Oleh Muharno Zarka
Direktur Pendidikan Agama Islam
Swasta (PAIS) Kementerian Agama RI, Dr Amin Haedari mengatakan kurikulum
merupakan seni bukan tujuan pendidikan. Karena itu, kurikulum merupakan
instrumen yang bisa mengubah mindset (pola pikir) berupa perilaku (pola
perilaku) yang menghiasi pola kognitif dan psikomotorik peserta didik. (Suara
Merdeka, 30/9).
Tujuan pendidikan sebagaimana
diandaikan dalam Kurikulum 2013 sudah jelas, yakni mencetak sumber daya manusia
(SDM) unggul, pribadi yang punya kompetensi religius, kompetensi akademik dan
kompetensi sosial. Lulusan sekolah diharapkan menjadi generasi yang beriman,
terampil, berprestasi dan menjadi teladan dalam masyarakat. Ibarat sebuah tim
sepak bola, dalam bertanding, tujuannya harus menang. Seninya adalah strategi pelatih
dalam meracik permainan. Untuk bisa menang tentu harus ada strategi permainan
yang jitu untuk mengempaskan lawan.
Dalam analogi lain, di dunia
politik misalnya, tujuan orang berpolitik adalah berkuasa untuk menyejahterakan
rakyat. Upaya untuk meraih kekuasaan dilakukan dengan pemilu. Pemilu merupakan
seni untuk memengaruhi orang lain atau seni bernegosiasi untuk mendapatkan kekuasaan
dalam politik.
Maka benar apa yang dikatakan
oleh Amin Haedari bahwa kurikulum merupakan seni untuk bisa menuju tujuan
pendidikan, yakin melahirkan SDM yang unggul, berkepribadian baik, terampil,
berprestasi dan menjadi pemimpin di masyarakat dalam segala aspek kehidupan. Namun,
karena pemahaman yang keliru, tak bisa dipungkiri kehadiran Kurikulum 2013
disambut dengan penuh kekhawatiran. Maka yang terjadi adalah banyak pelaku
pendidikan yang kurang siap dalam menghadapi perubahan kurikulum lama ke kurikulum baru. Padahal sebagai sebuah seni, Kurikulum
2013 meniscayakan guru melakukan berbagai ekplorasi dalam kegiatan belajar
mengajar.
Implementasi Kurikulum 2013
tambah runyam, karena dalam teknis pelaksanaannya, seperti pelatihan guru dan
distribusi buku pegangan siswa, tidak berjalan sebagai mana mestinya. Banyak guru
yang belum siap melaksanakan pengajaran model Kurikulum 2013 karena merasa
belum mengikuti pelatihan. Meksi pembelajaran untuk semua jenjang SD/MI, SMP/MTs,
SMA/MA/SMK dengan model Kurikulum 2013 sudah berlangsung sejak semester baru pada
tahun ini, di lapangan masih banyak ditemui siswa yang belum memiliki buku
pegangan Kurikulum 2013. Ini lantaran distribusi buku yang tidak tepat waktu
dan tidak sesuai rencana.
Melihat situasi pelaksanaan
Kurikulum 2013 yang masih banyak kekurangan, maka tiada lain pendidik harus
aktif memberdayakan diri agar tidak selalu menanti giliran pelatihan dan
menunggu distribusi buku merata ke semua sekolah. Jika guru bisa memahami bahwa Kurikulum 2013 merupakan
seni dan bukan tujuan pendidikan, sebetulnya kalangan pendidik bisa melakukan
inovasi dan ekplorasi pembelajaran bagi anak didik. Guru bisa mengembangkan
kemampuannya dalam mengajar. Ini memang menuntut guru untuk terus belajar dan berinovasi.

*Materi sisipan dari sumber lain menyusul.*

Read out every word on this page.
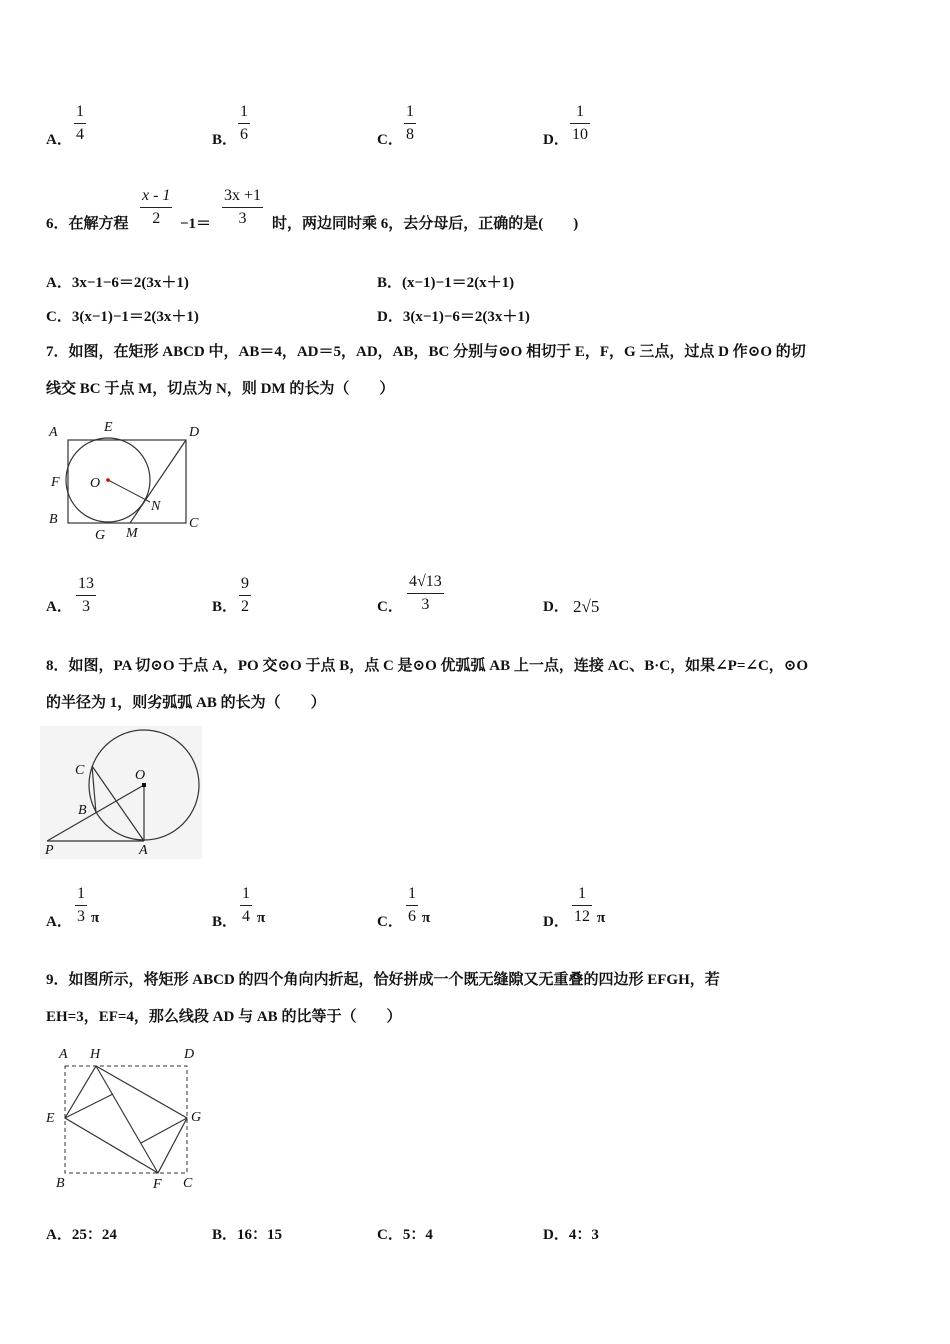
A． $\frac{1}{4}$	B． $\frac{1}{6}$	C． $\frac{1}{8}$	D． $\frac{1}{10}$
6．在解方程 $\frac{x - 1}{2} -1= \frac{3x +1}{3}$ 时，两边同时乘 6，去分母后，正确的是(　　)
A．3x−1−6＝2(3x＋1)	B．(x−1)−1＝2(x＋1)
C．3(x−1)−1＝2(3x＋1)	D．3(x−1)−6＝2(3x＋1)
7．如图，在矩形 ABCD 中，AB＝4，AD＝5，AD，AB，BC 分别与⊙O 相切于 E，F，G 三点，过点 D 作⊙O 的切
线交 BC 于点 M，切点为 N，则 DM 的长为（　　）
A	E	D
F O
N
B	C
G M
A． $\frac{13}{3}$	B． $\frac{9}{2}$	C． $\frac{4√13}{3}$	D． 2√5
8．如图，PA 切⊙O 于点 A，PO 交⊙O 于点 B，点 C 是⊙O 优弧弧 AB 上一点，连接 AC、B·C，如果∠P=∠C，⊙O
的半径为 1，则劣弧弧 AB 的长为（　　）
C	O
B
P	A
A． $\frac{1}{3}$ π	B． $\frac{1}{4}$ π	C． $\frac{1}{6}$ π	D． $\frac{1}{12}$ π
9．如图所示，将矩形 ABCD 的四个角向内折起，恰好拼成一个既无缝隙又无重叠的四边形 EFGH，若
EH=3，EF=4，那么线段 AD 与 AB 的比等于（　　）
A H	D
E	G
B	F C
A．25：24	B．16：15	C．5：4	D．4：3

Di tengah ketidakmenentuan
distribusi buku dan belum meratanya pelatihan guru, maka langkah-langkah inovatif
dan kreatif guru dalam implementasi Kurikulum 2013 sangat diharapkan. Sebab,
dengan cara tersebut niscaya citacita memajukan dunia pendidikan dan
menciptakan SDM yang unggul bagi bangsa ini akan mudah tercapai.
Kelas Inspiratif
Relasi guru dan siswa dalam
Kurikulum 2013 telah berubah. Guru bukan merupakan penguasa tunggal di kelas.
Tapi guru adalah fasilitator dan sahabat siswa di kelas. Suasana kelas
diciptakan cair agar ada dialog anta rsiswa dan guru saat pelajaran berlangsung.

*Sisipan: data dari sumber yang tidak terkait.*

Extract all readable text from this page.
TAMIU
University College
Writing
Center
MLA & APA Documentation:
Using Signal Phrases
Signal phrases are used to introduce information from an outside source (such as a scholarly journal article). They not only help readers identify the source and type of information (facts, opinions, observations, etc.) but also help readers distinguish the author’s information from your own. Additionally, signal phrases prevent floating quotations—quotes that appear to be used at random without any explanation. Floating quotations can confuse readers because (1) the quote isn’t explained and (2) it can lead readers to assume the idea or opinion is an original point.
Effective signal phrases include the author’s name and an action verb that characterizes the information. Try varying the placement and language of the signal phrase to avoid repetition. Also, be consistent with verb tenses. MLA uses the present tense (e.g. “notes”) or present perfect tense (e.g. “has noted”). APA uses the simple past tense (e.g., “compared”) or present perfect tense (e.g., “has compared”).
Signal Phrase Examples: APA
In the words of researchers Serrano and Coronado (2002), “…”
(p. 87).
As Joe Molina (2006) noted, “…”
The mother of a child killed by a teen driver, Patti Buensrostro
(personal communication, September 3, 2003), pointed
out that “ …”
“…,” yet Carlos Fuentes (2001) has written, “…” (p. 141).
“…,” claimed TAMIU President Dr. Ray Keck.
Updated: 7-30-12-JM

Melalui Kurikulum 2013, proses belajar mengajar di kelas harus diubah. Sudah
tidak saatnya lagi pendidik bersikap otoriter dan menjadi penguasa tunggal di
kelas. Siswa diminta menurut pada guru tanpa ada proses dialogis. Jika itu yang
masih terjadi, maka tidak akan ada perubahan produk dan kualitas pendidikan di
negeri ini. Siswa hanya dituntut mendapat nilai tinggi saat tes atau ujian.
Sementara kemampuan inovasi dan kreativitas siswa cenderung terabaikan.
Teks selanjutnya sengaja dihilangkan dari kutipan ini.